Le nouveau gouvernement régional a pris ses fonctions. Comme un grand nombre d’administrations en Europe à l’heure actuelle, il aura de grandes difficultés pour dispenser des services de qualité à sa population, alors qu’il devra s’atteler en même temps à favoriser la relance d’une économie énormément mise à mal. Et, dans son cas, avec un désavantage ajouté, celui de devoir négocier avec un gouvernement espagnol qui lui rendra aussi difficile que possible la mise en place de ses actions. Que la Catalogne soit une société productive et contribuable décisive aux finances de l’État n’y change rien. En effet, le gouvernement espagnol, qui détient seul le contrôle du Trésor public, paye ou retient les fonds destinés à la Catalogne en fonction de ses objectifs politiques. Et tous les messages venant de Madrid indiquent que le gouvernement a l’intention de profiter au maximum de ce pouvoir pour limiter la liberté d’action des Catalans par le biais de l’asphyxie financière, d’attaques systématiques et implacables contre la langue et la culture catalanes et le délitement de l’enseignement, dans le but avoué d’effacer tous les signes identitaires de leur personnalité collective.

Dans de telles circonstances il n’est pas surprenant qu’une majorité significative de Catalans ait au moins des doutes sur la convenance de rester une province espagnole. Cette réalité a été reflétée dans les résultats des élections du 25 novembre dernier, qui ont donné une majorité significative aux partis qui forment l’actuelle coalition dont la principale promesse était de convoquer un référendum sur l’indépendance. En ce moment, ce projet compte avec le support de près de deux tiers des députés du Parlement, confirmant ainsi ce que les sondages d’opinion avaient déjà annoncé, à savoir : quelque soit la décision finale, près de 80% des Catalans veulent être consultés sur la possibilité de s’affranchir par le biais d’un scrutin officiel de l’entité politique à laquelle ils sont actuellement rattachés.

Ces dernières élections nous ont fourni quelques clés sur l’état d’esprit des Catalans, mais pour connaître le nombre exact de ceux qui ont renoncé à l’Espagne, la seule alternative fiable et objective est de leur demander de répondre à cette question lors d’une consultation officielle. Cette voie apparaît comme la plus raisonnable pour résoudre la question. D’une part, c’est la ligne conséquente avec les avis exprimés par plusieurs experts internationaux et, d’autre part, c’est celle qui a été adoptée dans le processus parallèle qui est en train de se mettre en place en Écosse avec le support du Parlement du Royaume-Uni et de son gouvernement.

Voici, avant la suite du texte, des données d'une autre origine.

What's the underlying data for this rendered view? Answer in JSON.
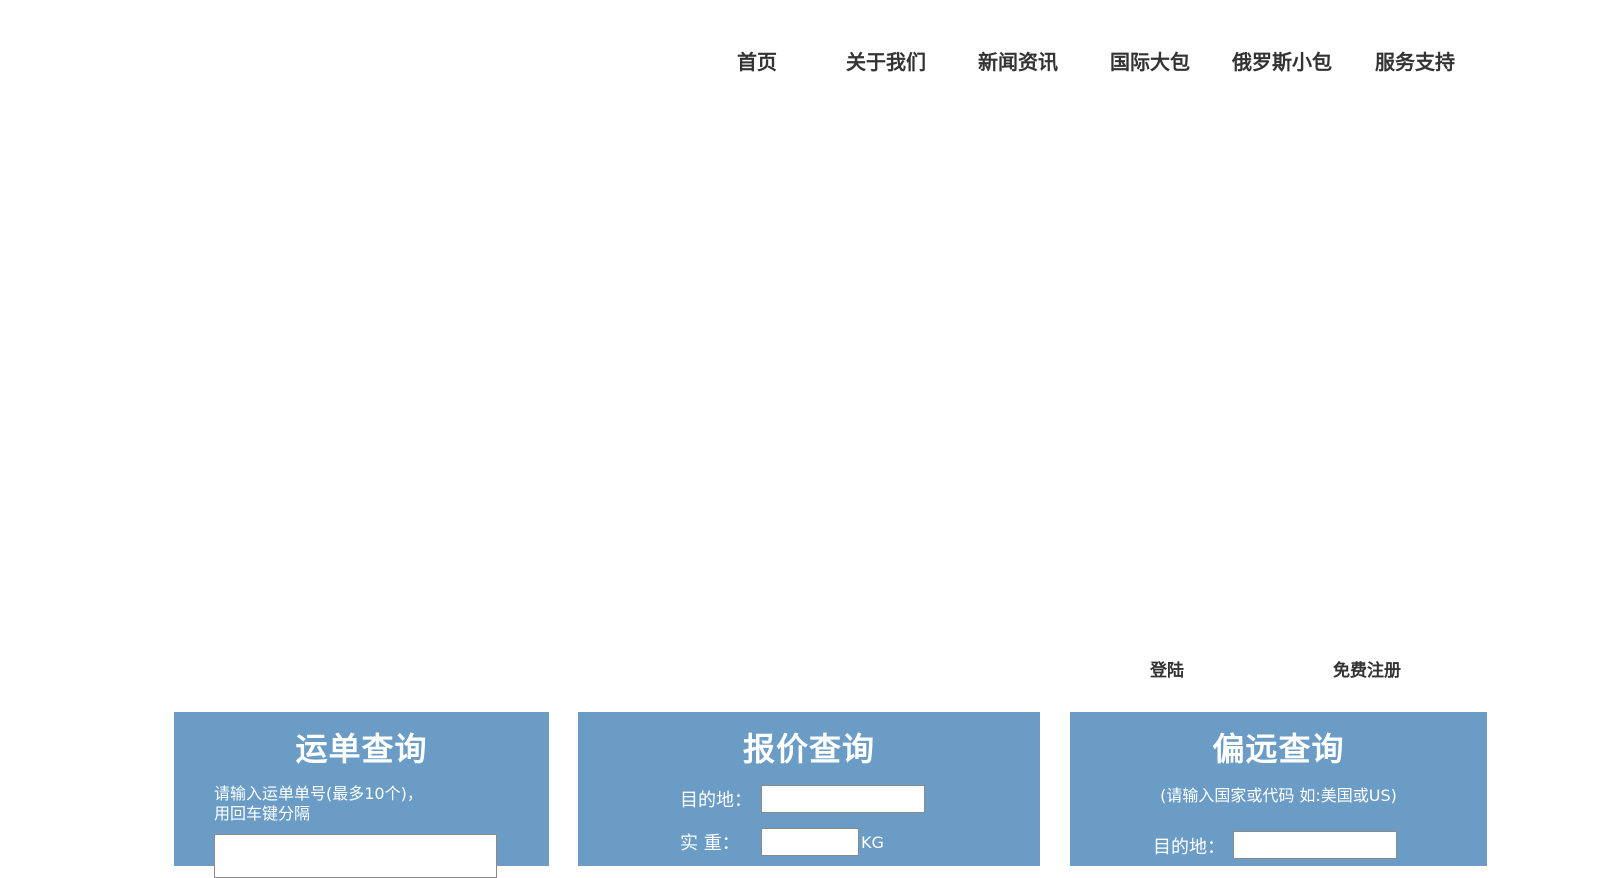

En Espagne, par contre, tous s’opposent farouchement à cette possibilité de consultation et, dans une inquiétante démonstration d’accord, tous les groupes politiques et la grande majorité de l’opinion publique qui se forge à Madrid se liguent contre le droit des catalans à s’exprimer. De toute évidence le système espagnol craint que le peuple catalan ne choisisse la séparation si on lui permet de se prononcer sur la question. Néanmoins la cause fondamentale et profonde, qui va bien au-delà de la peur de perdre, est que l’Espagne a nié, historiquement et jusqu’à aujourd’hui, que les Catalans soient un peuple avec une identité nationale distincte, ce qui fait de ce peuple un sujet de droits collectifs. Accepter qu’ils puissent être consultés par référendum équivaudrait à leur reconnaître ces droits.

Ainsi, à défaut de véritables arguments, la Constitution de 1978 est arborée comme un rempart pour rejeter les revendications des Catalans ou comme une arme prête à frapper s’ils décident d’en dépasser les marges étroites. En dépit des origines discutables de cette Constitution, née sous les ombres encore très vives d’une dictature longue de quarante ans, les défenseurs de la foi espagnole élèvent ce texte au rang des Saintes Écritures aussitôt après l’avoir interprétée au mieux de leurs intérêts. Un positionnement aussi irrationnel ne pourra pas être soutenu encore longtemps. Dans le monde entier on sait qu’il n’existe aucune loi qui puisse être invoquée pour frustrer la volonté d’un peuple. D’ailleurs en Espagne tout le monde est conscient que dans l’Europe actuelle une action d’expression démocratique ne peut être empêchée en faisant appel à des technicismes légaux et encore moins aux menaces ou aux forces armées.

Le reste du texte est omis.